Bir liman kenti olan İzmir’de şehir içi hanlarının ortaya çıkışı, kentin 1426’da Osmanlı topraklarına katılmasıyla başlamıştır. Limanın zamana karşı seyrinde İzmir, hem çevresindeki gelişmelerden hem de kendi iç dinamiklerinden beslenerek Ege kıyısında ticari kimliğiyle öne çıkan şehirlerden biri hâline gelir. 1634’te Fransız gezgin Jean-Baptiste Tavernier, İzmir için: “Smyrna, deniz ve kara ticareti açısından Levant’ın tüm şehirleri içinde en ünlü olanıdır; Avrupa’dan Asya’ya ve Asya’dan Avrupa’ya giden her mal için en tanınmış pazardır.” ifadesini kullanmıştır. Tavernier’in sözlerinde öne çıkan bu ticari canlılık, İzmir’in giderek artan stratejik değerini gözler önüne sermiştir. Nitekim 1645–69 Girit Savaşı sırasında ikmal ve aktarma noktası olarak kullanılan İzmir, bu dönemin ardından Köprülüzâde Fazlı Ahmet Paşa’nın büyük yatırımlarıyla önemli ölçüde gelişir. Kaldırım taşlarının bile yenilendiği bu yıllarda görkemli Büyük Vezir Hanı’na kavuşan şehrin ticari altyapısı güçlenmeye başlamıştır. Kentte ticaretin hız kazanması ve yatırımların artması, hanların sayıca çoğalmasına doğrudan zemin hazırlamıştır. Aynı yüzyılda şehir yeni başlangıçlara da sahne olmuş; Doğu’daki limanlarda yaşanan savaşlar ve ağır vergiler nedeniyle konsolosluklar ile balyosların yönü İzmir ve İstanbul’a çevrilmiştir. Kentte yerini alan konsolosluklar, Avrupalı tüccarların şehirdeki ticari faaliyetlerinin artmasında ve Levantenlerin İzmir’e yerleşmesinde önemli bir rol oynamıştır.
Hanlarla birlikte çarşılar, bedestenler, arastalar ve sıralı dükkânlar kentin geniş bir bölümünü kaplamış; ticari hayatın çeşitliliği, ithal ve ihraç mallarının bolluğunda kendini göstermiştir. İzmir’den palamut, kuru üzüm, ham pamuk, zeytinyağı, afyon, buğday, ipek, şimşir, şarap, halı ve kumaş gibi pek çok değerli ürün ihraç edilirken; şeker, kâğıt, kurşun, iğne, ateşli silahlar, petrol, tekstil ve Venedik camı gibi mallar ithal edilmiştir. Bütün bu hareketlilik, İzmir’i Avrupa ve Akdeniz’i Doğu’yla buluşturan bir ticaret geçidine dönüştürmüş; özellikle ipeğin Batı’ya taşındığı önemli bir güzergâh hâline getirmiştir. 17. yüzyıl ortalarında, Doğu Akdeniz ve Adalar ticaretinin yönünün İzmir kıyılarına çevrilmesiyle kentteki bu ticari hareketlilik daha da artmış; 19. yüzyıl ortalarında ise sanayileşmenin etkisiyle yeni bir boyut kazanmıştır.

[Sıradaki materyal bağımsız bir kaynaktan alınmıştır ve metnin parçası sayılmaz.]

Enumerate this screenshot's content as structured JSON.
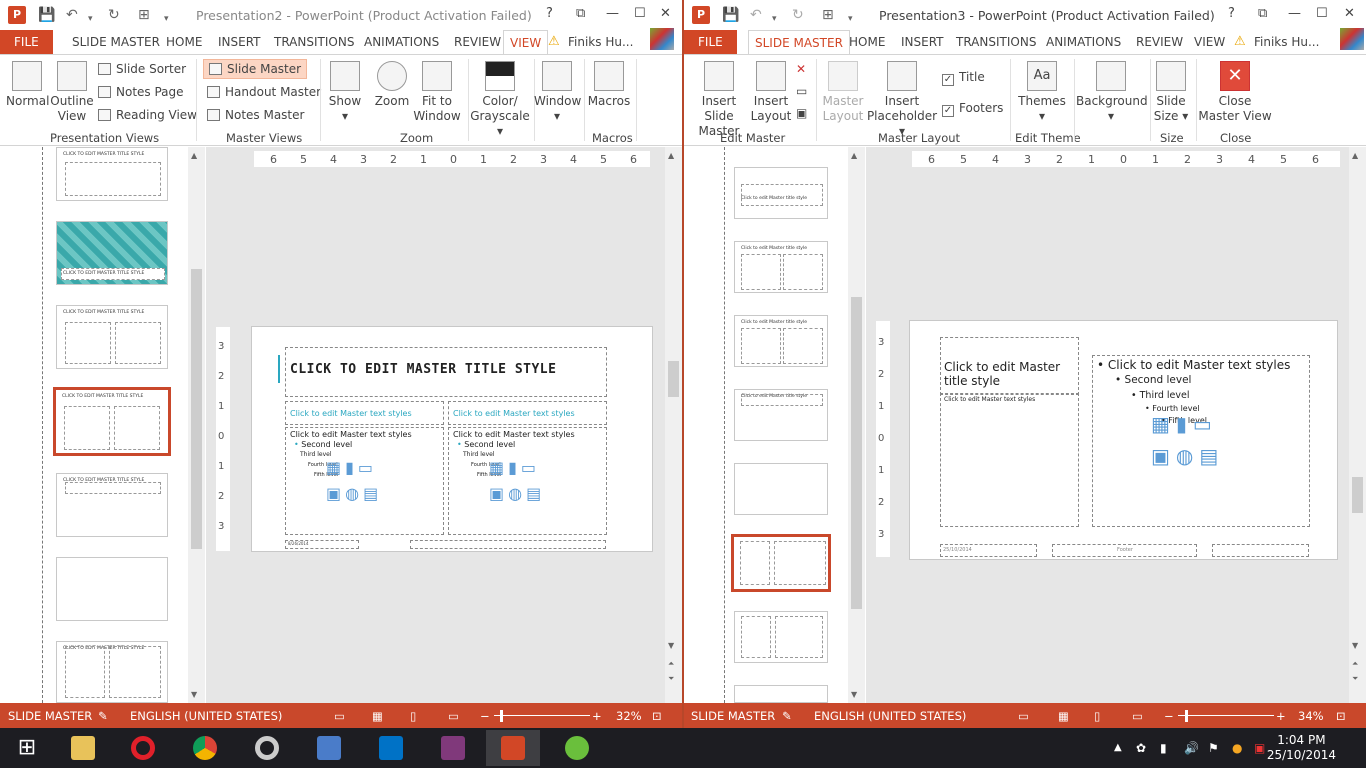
{
  "win1": {
    "title": "Presentation2 - PowerPoint (Product Activation Failed)",
    "tabs": [
      "FILE",
      "SLIDE MASTER",
      "HOME",
      "INSERT",
      "TRANSITIONS",
      "ANIMATIONS",
      "REVIEW",
      "VIEW"
    ],
    "active_tab": "VIEW",
    "user": "Finiks Hu...",
    "ribbon": {
      "normal": "Normal",
      "outline": "Outline View",
      "slide_sorter": "Slide Sorter",
      "notes_page": "Notes Page",
      "reading_view": "Reading View",
      "group_pres_views": "Presentation Views",
      "slide_master": "Slide Master",
      "handout_master": "Handout Master",
      "notes_master": "Notes Master",
      "group_master_views": "Master Views",
      "show": "Show",
      "zoom": "Zoom",
      "fit_window": "Fit to Window",
      "group_zoom": "Zoom",
      "color": "Color/ Grayscale",
      "window": "Window",
      "macros": "Macros",
      "group_macros": "Macros"
    },
    "slide": {
      "title": "CLICK TO EDIT MASTER TITLE STYLE",
      "left_head": "Click to edit Master text styles",
      "right_head": "Click to edit Master text styles",
      "text_styles": "Click to edit Master text styles",
      "second": "Second level",
      "third": "Third level",
      "fourth": "Fourth level",
      "fifth": "Fifth level",
      "date": "8/26/2014"
    },
    "thumb_title": "CLICK TO EDIT MASTER TITLE STYLE",
    "status": {
      "mode": "SLIDE MASTER",
      "lang": "ENGLISH (UNITED STATES)",
      "zoom": "32%"
    }
  },
  "win2": {
    "title": "Presentation3 - PowerPoint (Product Activation Failed)",
    "tabs": [
      "FILE",
      "SLIDE MASTER",
      "HOME",
      "INSERT",
      "TRANSITIONS",
      "ANIMATIONS",
      "REVIEW",
      "VIEW"
    ],
    "active_tab": "SLIDE MASTER",
    "user": "Finiks Hu...",
    "ribbon": {
      "insert_slide_master": "Insert Slide Master",
      "insert_layout": "Insert Layout",
      "group_edit_master": "Edit Master",
      "master_layout": "Master Layout",
      "insert_placeholder": "Insert Placeholder",
      "title": "Title",
      "footers": "Footers",
      "group_master_layout": "Master Layout",
      "themes": "Themes",
      "group_edit_theme": "Edit Theme",
      "background": "Background",
      "slide_size": "Slide Size",
      "group_size": "Size",
      "close_master": "Close Master View",
      "group_close": "Close"
    },
    "slide": {
      "title": "Click to edit Master title style",
      "sub": "Click to edit Master text styles",
      "text_styles": "Click to edit Master text styles",
      "second": "Second level",
      "third": "Third level",
      "fourth": "Fourth level",
      "fifth": "Fifth level",
      "date": "25/10/2014",
      "footer": "Footer"
    },
    "thumb_title": "Click to edit Master title style",
    "status": {
      "mode": "SLIDE MASTER",
      "lang": "ENGLISH (UNITED STATES)",
      "zoom": "34%"
    }
  },
  "rulers": {
    "h1": [
      "6",
      "5",
      "4",
      "3",
      "2",
      "1",
      "0",
      "1",
      "2",
      "3",
      "4",
      "5",
      "6"
    ],
    "v": [
      "3",
      "2",
      "1",
      "0",
      "1",
      "2",
      "3"
    ]
  },
  "clock": {
    "time": "1:04 PM",
    "date": "25/10/2014"
  },
  "colors": {
    "accent": "#d24726",
    "status": "#c9482b",
    "taskbar": "#1d1d22"
  }
}
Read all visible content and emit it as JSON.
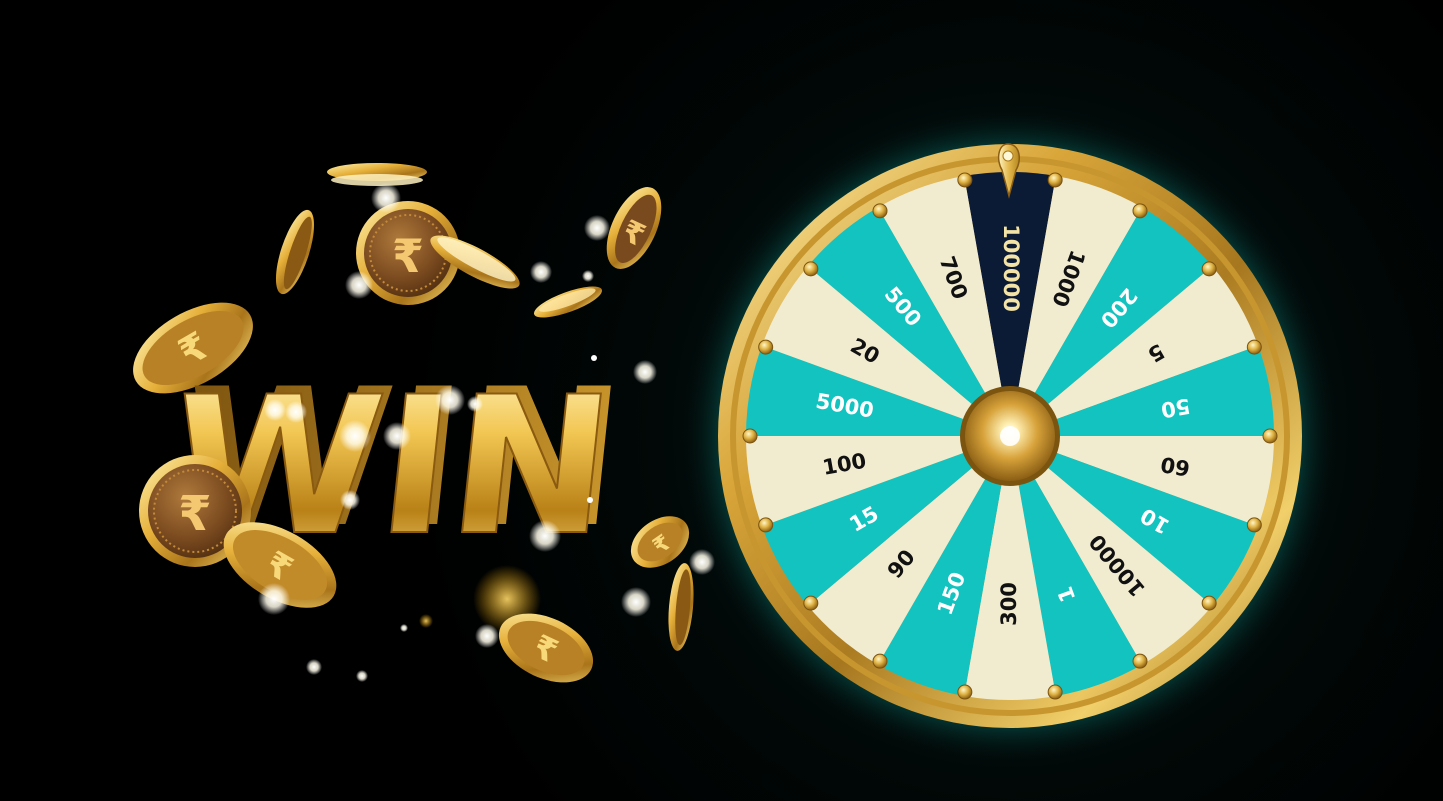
{
  "scene": {
    "banner_text": "WIN",
    "currency_symbol": "₹"
  },
  "wheel": {
    "segments": [
      {
        "label": "100000",
        "color": "dark"
      },
      {
        "label": "1000",
        "color": "cream"
      },
      {
        "label": "200",
        "color": "teal"
      },
      {
        "label": "5",
        "color": "cream"
      },
      {
        "label": "50",
        "color": "teal"
      },
      {
        "label": "60",
        "color": "cream"
      },
      {
        "label": "10",
        "color": "teal"
      },
      {
        "label": "10000",
        "color": "cream"
      },
      {
        "label": "1",
        "color": "teal"
      },
      {
        "label": "300",
        "color": "cream"
      },
      {
        "label": "150",
        "color": "teal"
      },
      {
        "label": "90",
        "color": "cream"
      },
      {
        "label": "15",
        "color": "teal"
      },
      {
        "label": "100",
        "color": "cream"
      },
      {
        "label": "5000",
        "color": "teal"
      },
      {
        "label": "20",
        "color": "cream"
      },
      {
        "label": "500",
        "color": "teal"
      },
      {
        "label": "700",
        "color": "cream"
      }
    ],
    "colors": {
      "teal": "#12c3c0",
      "cream": "#f1ecd0",
      "dark": "#0b1a35",
      "gold": "#e0b445",
      "glow": "#19d8c8",
      "label_on_teal": "#ffffff",
      "label_on_cream": "#111111",
      "label_on_dark": "#f3e3a6"
    }
  }
}
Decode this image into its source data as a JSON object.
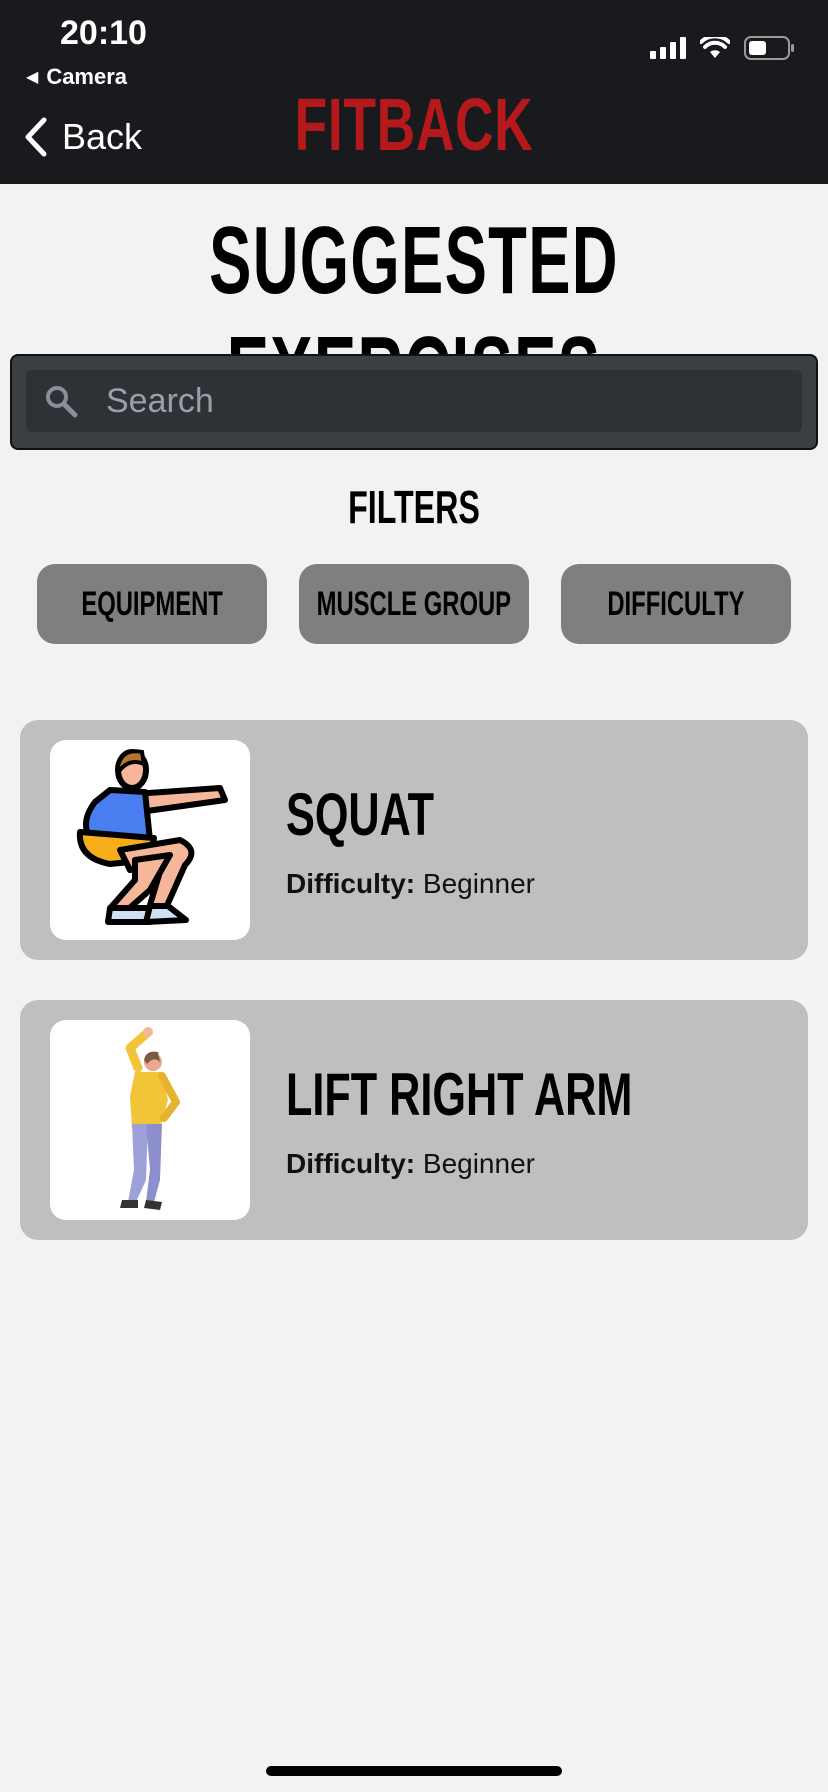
{
  "status_bar": {
    "time": "20:10",
    "back_app_label": "Camera"
  },
  "header": {
    "back_label": "Back",
    "brand": "FITBACK",
    "brand_color": "#b5191b"
  },
  "page_title": "SUGGESTED EXERCISES",
  "search": {
    "placeholder": "Search",
    "value": ""
  },
  "filters": {
    "title": "FILTERS",
    "buttons": [
      "EQUIPMENT",
      "MUSCLE GROUP",
      "DIFFICULTY"
    ]
  },
  "exercises": [
    {
      "name": "SQUAT",
      "difficulty_label": "Difficulty:",
      "difficulty": "Beginner",
      "image": "squat-illustration"
    },
    {
      "name": "LIFT RIGHT ARM",
      "difficulty_label": "Difficulty:",
      "difficulty": "Beginner",
      "image": "lift-arm-illustration"
    }
  ]
}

İzmir hanları, kentin zamanla değişen çehresine ayak uydurarak, her dönemin ihtiyacına göre farklı işlevler üstlenmiş ve mimarisini de bu doğrultuda yenilemiştir. Osmanlı şehir içi hanlarının izindeki avlulu hanlar, arasta benzeri geçitli hanlar ve sahilde uzun parsellere yayılan incecik ferhaneler gibi birbirinden farklı formlarda İzmir’i adeta bir örtü misali sarmıştır. Hanlar, bulundukları bölgeyle sıkı bir bağ kurmuş; cephelerinin açıldığı sokaklara isimlerini vermiş ve adlarında işlevlerini ya da sahiplerinin kimliğini yansıtmışlardır.
İzmir hanlarının tarihi serüvenini en baştan dinlesek, bize kentin hafızasında nasıl bir yolculuk anlatır?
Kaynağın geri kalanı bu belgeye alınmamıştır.